Friday, April 8, 2011

Figure 8 is really great!

Many years back, one of my favorite Saturday morning cartoons actually came between the shows in the form of School House Rock.  And on this eighth day of NaPoWriMo, I am going back to one of those early educational cartoons for my inspiration.  I'm keeping it simple today, so feel free to come along for the ride.  Just watch the video and let your pen (or pencil or marker or crayon) be your guide.  The only rules are to have fun and let yourself write for 5 - 10 minutes.

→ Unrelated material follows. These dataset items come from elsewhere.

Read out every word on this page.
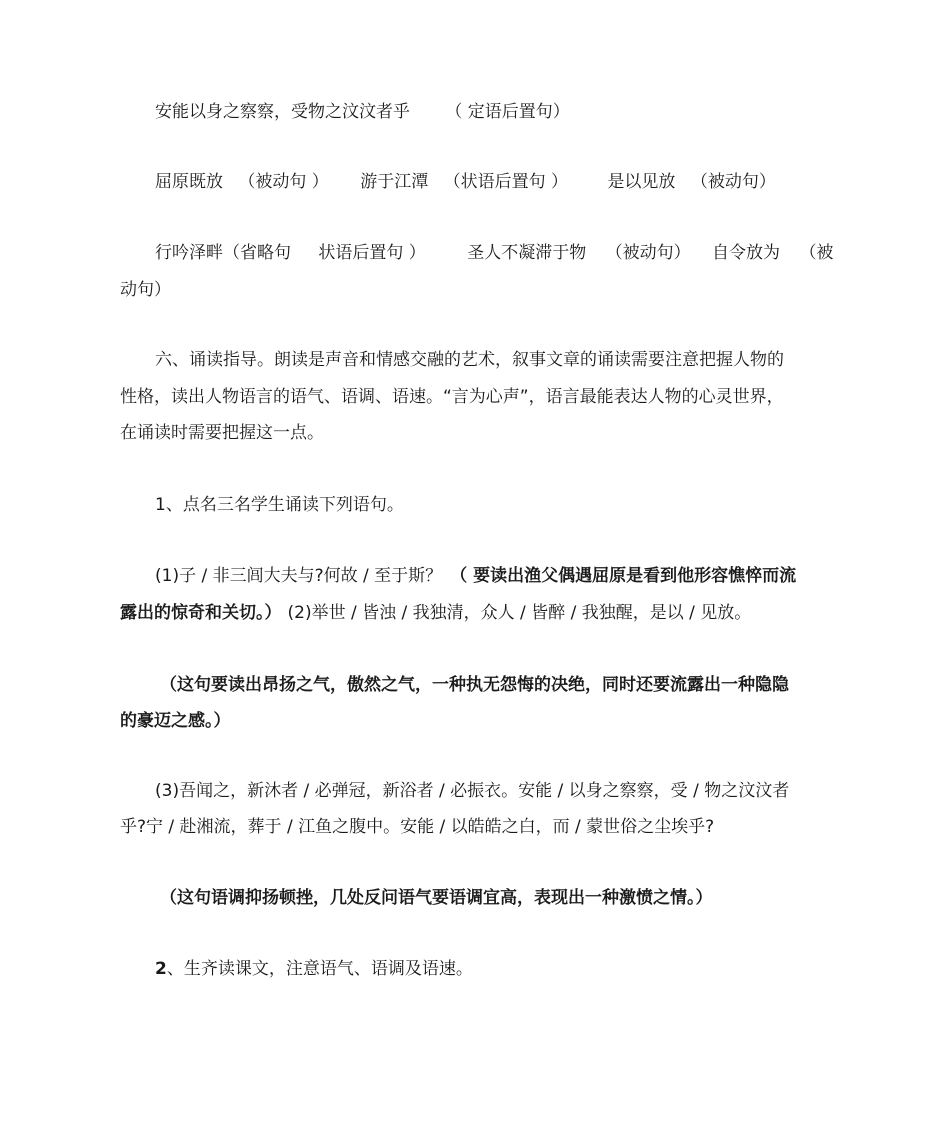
安能以身之察察，受物之汶汶者乎 （ 定语后置句）
屈原既放 （被动句 ） 游于江潭 （状语后置句 ） 是以见放 （被动句）
行吟泽畔（省略句 状语后置句 ） 圣人不凝滞于物 （被动句） 自令放为 （被
动句）
六、诵读指导。朗读是声音和情感交融的艺术，叙事文章的诵读需要注意把握人物的
性格，读出人物语言的语气、语调、语速。“言为心声”，语言最能表达人物的心灵世界，
在诵读时需要把握这一点。
1、点名三名学生诵读下列语句。
(1)子 / 非三闾大夫与?何故 / 至于斯？ （ 要读出渔父偶遇屈原是看到他形容憔悴而流
露出的惊奇和关切。） (2)举世 / 皆浊 / 我独清，众人 / 皆醉 / 我独醒，是以 / 见放。
（这句要读出昂扬之气，傲然之气，一种执无怨悔的决绝，同时还要流露出一种隐隐
的豪迈之感。）
(3)吾闻之，新沐者 / 必弹冠，新浴者 / 必振衣。安能 / 以身之察察，受 / 物之汶汶者
乎?宁 / 赴湘流，葬于 / 江鱼之腹中。安能 / 以皓皓之白，而 / 蒙世俗之尘埃乎?
（这句语调抑扬顿挫，几处反问语气要语调宜高，表现出一种激愤之情。）
2、生齐读课文，注意语气、语调及语速。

Enjoy!  Hope you are having a productive month of poetry!

Sunday, April 3, 2011

Reviving Darlings

Today, for the third day of NaPoWriMo, I decided to revive some of my previously discarded darlings.  Some poets call them their murdered darlings (or babies).  Either way (or whatever terms you may use), they are the lines or phrases which you have edited out of your previous work after many long hours of fretting how you could keep them.  I keep a running list on my computer, because that's where I do my editing.  But I also have some sprinkled through my journals - those are the ones who don't even make it to the editing phase.  Also in my journals, I keep those phrases and lines who have come to me while driving, at the gym, or walking.  I may scribble them onto a random scrap of paper first, but then put them in the journal for safe keeping - sometimes, I transcribe them, but, most times, I just tape the scrap into the journal.  It helps to remind me of the moment of conception for it - and helps later on when I'm working it into a piece or building something new around it.

Saturday, April 2, 2011

Constructing Sonnets on Day Two

With day two of NaPoWriMo, I turn to some interesting homework from my sonnet class at the Carnegie Center with Richard Taylor.  He gave us a list of 14 words around which to construct a Shakespearean sonnet.  Yes, the words follow the appropriate rhyme scheme.  Our charge: given the end-rhyme words, build the fourteen lines in iambic pentameter and follow the three quatrains / one couplet form and "plot line" conventions within the poem - laying out the story, building to climax, turn (volta), and then resolve in the final couplet.  If you would like to play along, here are the fourteen (14) words (in order)...

drift
leave
shift
weave

rack
cigarette
attack
forget

slight
loathed
tight
clothed

plot
lot

Good luck and great writing!

Friday, April 1, 2011

Day One

Being the first day of NaPoWriMo, I awoke to a push poem tapping on my shoulder.  I'll take some time later to explain push poems (and give proper credit to Katerina Stoykova-Klemer for the concept).  This particular little bugger wanted me to write about different things that I had given up.  And with it being the Lent season, I felt it would make for an appropriate prompt.  So today, fellow poets in the pursuit, write about something (or someone, even) you have given up.  As I always recommend, give yourself a set time frame to just write and let your pen, pencil, or your fingers go.  I usually do at least 15- to 20-minute free writing.  Don't stop.  Keep going.  Please take more time if you catch a good ride.